Social media is a huge part of our lives these days, and many businesses use various social media platforms to their benefit. However, a recent case out of the Third Circuit Court of Appeals demonstrates just how social media can become a medium for employees to harass one another and implicate liability for an employer. Chinery v. American Airlines, No. 18-3118 (3d Cir. 7/25/19).
Chinery worked as a flight attendant for American Airlines. During her employment, she ran for president of the airline’s local union chapter on the platform that she opposed their collective bargaining agreement. This caused some other flight attendants to take to Facebook to communicate their apparent disagreement with Chancery.
In a Facebook group (which the airline neither created nor monitored), several flight attendants posted various offensive comments that Chinery alleged were related and/or directed at her and the election. Some of the offensive content was as follows:
- A picture of a broken record posted by a male flight attendant allegedly in response to Chinery’s complaints about him to HR;
- A post during the election campaign stating, “[T]his is war. [The incumbent union leaders] are my friends. If you f**k with my friends you f**k with me and I don’t like being f**ked with” which Chinery took to be a personal threat;
- Posts containing gender-based slurs and names, including one calling those opposed to the collective bargaining agreement “cavalier harpies” and “shrews of misinformation” and “[h]ave any of them LOOKED in the mirror? Tuck in your shirt fat ass . . . Fix your hair . . . How bout a tie? A little lipstick?”;
- A post of the Wicked Witch of the West with the comment, “I don’t have time for basic bitches”; and
- A post allegedly referring to Chinery as “Flipper.”

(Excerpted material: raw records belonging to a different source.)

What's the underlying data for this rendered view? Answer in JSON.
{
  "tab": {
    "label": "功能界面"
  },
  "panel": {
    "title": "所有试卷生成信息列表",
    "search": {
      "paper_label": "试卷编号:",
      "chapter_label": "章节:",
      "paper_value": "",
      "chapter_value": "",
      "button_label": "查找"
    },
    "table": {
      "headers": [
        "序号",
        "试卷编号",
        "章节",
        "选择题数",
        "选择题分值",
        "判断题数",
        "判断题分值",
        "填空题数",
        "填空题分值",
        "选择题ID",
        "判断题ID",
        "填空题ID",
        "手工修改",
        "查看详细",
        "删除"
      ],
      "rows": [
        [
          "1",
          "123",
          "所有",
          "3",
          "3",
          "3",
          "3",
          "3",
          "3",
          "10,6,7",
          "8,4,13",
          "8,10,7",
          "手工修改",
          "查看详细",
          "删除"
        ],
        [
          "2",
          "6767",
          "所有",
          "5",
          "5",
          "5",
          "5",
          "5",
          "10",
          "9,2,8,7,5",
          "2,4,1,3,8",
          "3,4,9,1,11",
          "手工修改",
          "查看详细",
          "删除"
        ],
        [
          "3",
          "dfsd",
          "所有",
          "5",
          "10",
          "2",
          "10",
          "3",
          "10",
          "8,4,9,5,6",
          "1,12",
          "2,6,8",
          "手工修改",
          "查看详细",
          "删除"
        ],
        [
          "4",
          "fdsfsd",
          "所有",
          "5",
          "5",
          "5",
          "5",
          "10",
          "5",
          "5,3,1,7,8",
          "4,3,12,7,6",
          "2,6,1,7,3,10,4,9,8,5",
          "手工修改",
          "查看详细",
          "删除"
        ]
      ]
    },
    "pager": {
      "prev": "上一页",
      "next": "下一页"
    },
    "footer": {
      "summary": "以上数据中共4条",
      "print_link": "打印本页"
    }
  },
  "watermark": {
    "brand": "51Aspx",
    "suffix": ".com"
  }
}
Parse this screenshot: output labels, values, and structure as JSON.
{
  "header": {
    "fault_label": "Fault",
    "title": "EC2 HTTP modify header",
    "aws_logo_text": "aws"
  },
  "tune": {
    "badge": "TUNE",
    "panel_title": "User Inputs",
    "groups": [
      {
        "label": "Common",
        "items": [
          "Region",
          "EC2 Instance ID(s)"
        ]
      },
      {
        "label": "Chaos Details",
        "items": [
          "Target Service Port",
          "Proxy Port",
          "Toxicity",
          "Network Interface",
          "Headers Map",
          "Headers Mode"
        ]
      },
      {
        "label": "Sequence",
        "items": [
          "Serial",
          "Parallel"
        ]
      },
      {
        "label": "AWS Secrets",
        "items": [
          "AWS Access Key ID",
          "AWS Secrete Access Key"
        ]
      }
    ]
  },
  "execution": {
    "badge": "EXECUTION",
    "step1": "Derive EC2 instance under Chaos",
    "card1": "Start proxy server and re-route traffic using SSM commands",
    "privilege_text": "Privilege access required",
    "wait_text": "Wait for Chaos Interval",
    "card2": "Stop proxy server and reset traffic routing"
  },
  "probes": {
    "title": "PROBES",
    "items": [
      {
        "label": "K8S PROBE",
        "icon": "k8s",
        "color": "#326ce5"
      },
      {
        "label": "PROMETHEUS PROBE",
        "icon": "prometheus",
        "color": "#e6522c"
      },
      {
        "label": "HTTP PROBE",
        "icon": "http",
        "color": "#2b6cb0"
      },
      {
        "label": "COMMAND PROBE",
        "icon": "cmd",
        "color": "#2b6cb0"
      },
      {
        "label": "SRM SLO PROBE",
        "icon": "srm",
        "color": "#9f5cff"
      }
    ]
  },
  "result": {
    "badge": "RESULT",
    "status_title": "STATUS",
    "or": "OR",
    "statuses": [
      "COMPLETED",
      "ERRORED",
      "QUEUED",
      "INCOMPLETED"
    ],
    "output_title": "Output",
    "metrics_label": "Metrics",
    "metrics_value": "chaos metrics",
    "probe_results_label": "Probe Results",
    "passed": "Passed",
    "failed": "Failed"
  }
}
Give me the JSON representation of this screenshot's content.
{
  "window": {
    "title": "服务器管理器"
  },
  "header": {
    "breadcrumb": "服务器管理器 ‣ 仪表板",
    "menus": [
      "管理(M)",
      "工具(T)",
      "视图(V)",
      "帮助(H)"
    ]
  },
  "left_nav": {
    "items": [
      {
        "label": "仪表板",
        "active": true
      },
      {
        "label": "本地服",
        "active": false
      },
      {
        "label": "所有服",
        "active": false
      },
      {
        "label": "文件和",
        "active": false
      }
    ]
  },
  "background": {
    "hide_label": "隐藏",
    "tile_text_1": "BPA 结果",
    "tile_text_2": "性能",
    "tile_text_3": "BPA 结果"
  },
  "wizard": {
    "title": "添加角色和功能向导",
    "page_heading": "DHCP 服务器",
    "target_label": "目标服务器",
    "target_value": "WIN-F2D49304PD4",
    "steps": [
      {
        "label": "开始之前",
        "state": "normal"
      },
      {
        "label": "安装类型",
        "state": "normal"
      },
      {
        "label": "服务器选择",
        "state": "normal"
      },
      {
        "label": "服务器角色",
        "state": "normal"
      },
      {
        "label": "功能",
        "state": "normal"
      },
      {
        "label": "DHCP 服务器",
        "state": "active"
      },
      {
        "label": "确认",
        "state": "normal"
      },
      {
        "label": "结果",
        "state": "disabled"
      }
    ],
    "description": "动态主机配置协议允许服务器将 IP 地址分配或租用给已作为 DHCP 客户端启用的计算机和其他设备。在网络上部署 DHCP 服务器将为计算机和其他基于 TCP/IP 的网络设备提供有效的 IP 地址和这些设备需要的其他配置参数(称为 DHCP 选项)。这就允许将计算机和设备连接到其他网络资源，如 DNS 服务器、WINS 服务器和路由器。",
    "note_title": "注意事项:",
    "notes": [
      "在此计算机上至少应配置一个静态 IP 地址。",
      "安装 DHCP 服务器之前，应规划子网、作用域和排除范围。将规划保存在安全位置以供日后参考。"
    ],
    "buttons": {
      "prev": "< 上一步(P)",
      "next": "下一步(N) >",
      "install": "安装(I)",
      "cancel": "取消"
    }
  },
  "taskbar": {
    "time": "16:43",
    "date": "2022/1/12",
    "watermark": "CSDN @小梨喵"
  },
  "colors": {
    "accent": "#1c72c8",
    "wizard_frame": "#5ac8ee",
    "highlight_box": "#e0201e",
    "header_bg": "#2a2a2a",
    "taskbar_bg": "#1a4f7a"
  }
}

Although Chinery complained about the posts, the airline concluded there was no merit to her complaints.
Chinery sued, alleging disparate treatment, retaliation, and hostile work environment claims. As to the hostile work environment claim, the district court found that the Facebook posts were not sufficiently severe or pervasive that they would unreasonably interfere with an employee’s work performance. The court denied relief to Chinery on all of her claims.
Chinery appealed, and the Third Circuit affirmed the district court’s decision. First, the court rejected Chinery’s argument that Facebook comments are “inherently pervasive” because they “are public and endure” finding that Chinery simply had not put forth any authority that permanence alone is enough to create a hostile work environment. Second, although the court agreed that the Facebook posts were insulting and derogatory, among other things, it found that the comments were sporadic “offhand comments and isolated incidents” that did not arise to a hostile work environment. Finally, the court disagreed that the airline’s alleged failure to investigate Chinery’s complaints and discipline the other flight attendants made the conduct severe and pervasive enough for a hostile work environment claim.
While American Airlines escaped liability in this case, employers would be well served to recognize the ways in which social media use can open them up to liability, and Chinery’s case demonstrates, and develop and enforce effective social media policies to protect themselves and their employees alike.